Air France is amending its flight-safety analysis procedures, introducing a new position to quicken its response and assessment of incidents.
The carrier undertook an in-depth examination of its operations and decision-making processes in the wake of the mid-Atlantic crash of flight AF447 in June 2009.
Investigators have yet to release a final report into the accident but have attributed the loss of the Airbus A330 to a failed stall recovery after an encounter with in-flight icing.
Air France says the creation of a new "gatekeeper" role follows recommendations from external specialists who reviewed the carrier's safety procedures.
In the event of an incident or other flight occurrence, the gatekeeper would contact the captain, first officers and other crew to "rapidly obtain additional information" which the carrier believes would be "essential" to understand any anomalous situation.
Air France has signed an agreement for the new process with its main cockpit union, SNPL, adding that it wants to "increase reactivity" and reduce the time needed to analyse abnormal flight data.

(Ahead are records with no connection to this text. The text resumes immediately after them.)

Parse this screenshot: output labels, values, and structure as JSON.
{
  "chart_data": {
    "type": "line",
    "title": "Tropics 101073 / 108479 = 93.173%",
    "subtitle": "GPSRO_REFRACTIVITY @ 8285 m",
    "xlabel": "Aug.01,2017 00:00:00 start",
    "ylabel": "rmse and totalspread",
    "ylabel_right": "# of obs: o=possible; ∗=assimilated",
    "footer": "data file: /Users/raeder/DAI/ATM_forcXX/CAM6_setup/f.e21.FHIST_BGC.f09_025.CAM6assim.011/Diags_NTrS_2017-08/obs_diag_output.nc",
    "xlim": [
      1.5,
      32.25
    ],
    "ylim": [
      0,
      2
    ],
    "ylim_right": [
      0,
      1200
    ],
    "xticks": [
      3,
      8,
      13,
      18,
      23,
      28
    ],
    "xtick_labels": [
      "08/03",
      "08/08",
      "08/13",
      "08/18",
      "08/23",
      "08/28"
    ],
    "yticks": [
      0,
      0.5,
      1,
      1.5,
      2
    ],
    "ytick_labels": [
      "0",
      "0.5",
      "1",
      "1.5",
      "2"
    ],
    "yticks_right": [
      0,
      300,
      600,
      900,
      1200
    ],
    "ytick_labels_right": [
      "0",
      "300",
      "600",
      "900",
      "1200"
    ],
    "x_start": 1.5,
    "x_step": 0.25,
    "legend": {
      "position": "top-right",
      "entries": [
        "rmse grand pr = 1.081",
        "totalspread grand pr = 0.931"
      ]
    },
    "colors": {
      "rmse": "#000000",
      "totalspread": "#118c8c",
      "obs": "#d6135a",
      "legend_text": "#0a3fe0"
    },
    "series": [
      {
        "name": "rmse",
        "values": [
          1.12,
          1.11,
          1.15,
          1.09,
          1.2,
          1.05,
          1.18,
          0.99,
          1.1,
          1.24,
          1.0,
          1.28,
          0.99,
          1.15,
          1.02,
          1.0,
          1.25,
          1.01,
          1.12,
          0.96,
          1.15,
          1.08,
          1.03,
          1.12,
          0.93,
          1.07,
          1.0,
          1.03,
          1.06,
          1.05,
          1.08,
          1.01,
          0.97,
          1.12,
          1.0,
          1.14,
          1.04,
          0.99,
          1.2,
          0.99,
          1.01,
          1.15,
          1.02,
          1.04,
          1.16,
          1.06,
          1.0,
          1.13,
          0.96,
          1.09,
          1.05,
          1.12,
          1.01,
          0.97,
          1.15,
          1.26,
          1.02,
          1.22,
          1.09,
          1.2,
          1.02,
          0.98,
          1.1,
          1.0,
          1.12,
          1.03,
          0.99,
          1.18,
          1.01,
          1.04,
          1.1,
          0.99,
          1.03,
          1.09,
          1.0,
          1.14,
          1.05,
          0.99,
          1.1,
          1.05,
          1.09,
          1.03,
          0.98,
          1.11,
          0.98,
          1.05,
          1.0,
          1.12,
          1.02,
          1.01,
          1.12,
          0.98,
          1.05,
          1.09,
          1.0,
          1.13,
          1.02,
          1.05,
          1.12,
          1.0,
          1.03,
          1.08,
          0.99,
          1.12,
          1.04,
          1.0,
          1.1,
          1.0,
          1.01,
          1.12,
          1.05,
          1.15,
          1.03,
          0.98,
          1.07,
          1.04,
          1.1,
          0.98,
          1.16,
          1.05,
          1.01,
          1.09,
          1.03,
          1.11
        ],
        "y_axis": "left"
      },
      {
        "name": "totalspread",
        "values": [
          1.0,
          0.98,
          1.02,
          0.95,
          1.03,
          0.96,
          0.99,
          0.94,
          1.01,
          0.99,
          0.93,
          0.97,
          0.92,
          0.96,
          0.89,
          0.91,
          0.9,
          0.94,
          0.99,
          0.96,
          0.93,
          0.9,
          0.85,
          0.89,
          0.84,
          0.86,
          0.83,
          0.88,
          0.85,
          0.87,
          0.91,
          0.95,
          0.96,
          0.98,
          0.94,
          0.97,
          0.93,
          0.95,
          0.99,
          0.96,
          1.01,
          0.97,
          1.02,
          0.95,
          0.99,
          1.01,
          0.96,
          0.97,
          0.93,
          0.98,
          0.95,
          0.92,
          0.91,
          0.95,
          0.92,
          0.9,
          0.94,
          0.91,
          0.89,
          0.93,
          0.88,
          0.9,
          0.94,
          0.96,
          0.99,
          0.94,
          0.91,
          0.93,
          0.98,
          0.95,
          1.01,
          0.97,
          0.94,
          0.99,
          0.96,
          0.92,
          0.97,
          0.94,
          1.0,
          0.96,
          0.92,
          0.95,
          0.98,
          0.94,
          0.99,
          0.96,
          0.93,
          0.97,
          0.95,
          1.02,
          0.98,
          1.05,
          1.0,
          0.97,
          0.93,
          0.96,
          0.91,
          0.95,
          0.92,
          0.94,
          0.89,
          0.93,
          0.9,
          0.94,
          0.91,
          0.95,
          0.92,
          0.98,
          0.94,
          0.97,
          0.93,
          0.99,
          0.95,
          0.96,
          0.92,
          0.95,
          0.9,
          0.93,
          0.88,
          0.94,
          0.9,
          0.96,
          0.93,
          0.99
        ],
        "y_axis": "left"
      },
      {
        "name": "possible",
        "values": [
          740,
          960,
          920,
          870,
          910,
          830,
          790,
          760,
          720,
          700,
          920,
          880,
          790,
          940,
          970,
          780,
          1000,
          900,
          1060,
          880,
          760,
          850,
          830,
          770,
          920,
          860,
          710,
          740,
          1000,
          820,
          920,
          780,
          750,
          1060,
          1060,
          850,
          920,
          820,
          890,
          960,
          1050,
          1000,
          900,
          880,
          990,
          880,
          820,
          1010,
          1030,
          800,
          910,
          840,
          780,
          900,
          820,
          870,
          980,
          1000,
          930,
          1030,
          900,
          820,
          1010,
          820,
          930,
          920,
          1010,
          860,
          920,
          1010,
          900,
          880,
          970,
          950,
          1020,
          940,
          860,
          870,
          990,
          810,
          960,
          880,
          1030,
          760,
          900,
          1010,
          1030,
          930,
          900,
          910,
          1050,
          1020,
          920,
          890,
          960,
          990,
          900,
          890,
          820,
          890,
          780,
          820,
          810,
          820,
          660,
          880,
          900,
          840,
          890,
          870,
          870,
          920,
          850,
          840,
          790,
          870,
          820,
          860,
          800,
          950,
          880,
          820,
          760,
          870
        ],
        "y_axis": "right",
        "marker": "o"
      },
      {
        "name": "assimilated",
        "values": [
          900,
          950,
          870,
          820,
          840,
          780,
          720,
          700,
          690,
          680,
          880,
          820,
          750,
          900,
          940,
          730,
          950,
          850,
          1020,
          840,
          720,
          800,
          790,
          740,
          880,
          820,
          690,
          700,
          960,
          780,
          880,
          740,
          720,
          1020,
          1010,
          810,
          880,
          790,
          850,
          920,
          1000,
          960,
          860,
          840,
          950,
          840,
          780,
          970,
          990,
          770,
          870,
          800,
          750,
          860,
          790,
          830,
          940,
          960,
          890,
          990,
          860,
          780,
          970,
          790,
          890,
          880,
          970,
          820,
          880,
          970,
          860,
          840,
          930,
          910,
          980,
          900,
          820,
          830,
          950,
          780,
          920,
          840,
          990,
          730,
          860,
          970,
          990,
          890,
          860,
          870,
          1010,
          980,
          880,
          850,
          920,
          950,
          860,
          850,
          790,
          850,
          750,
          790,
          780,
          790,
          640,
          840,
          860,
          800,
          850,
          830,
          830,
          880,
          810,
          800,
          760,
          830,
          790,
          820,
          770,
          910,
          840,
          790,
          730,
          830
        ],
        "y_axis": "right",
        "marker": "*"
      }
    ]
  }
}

Under the plan, the gatekeepers will provide pilots with appropriate solutions - including training, tools and advice - to enable its crews to cope with specific situations. Air France will also convene a commission every two months to put forward improvements in operational procedures, training and other relevant areas.
Air France executive vice-president of flight operations Eric Schramm describes the change as a "major advance in flight safety" for the carrier.
The AF447 accident and the investigation's initial findings remain a controversial issue within SNPL, and the union issued a white paper in February in which it presses for greater examination of the role of icing on the aircraft's behaviour.
SNPL says it is "surprised" the investigators issued several recommendations on flight recorders but not on in-flight icing conditions - although it acknowledges the final report into AF447 will not be released until May.
"We strongly hope that the [inquiry] in its final report proposes recommendations to help pilots manage these adverse weather phenomena, whose consequences can be disastrous," it states.
SNPL also reiterates its concerns over the stall warning logic on board the A330, and whether system design hampered the AF447 pilots' ability to recognise and deal with the stall.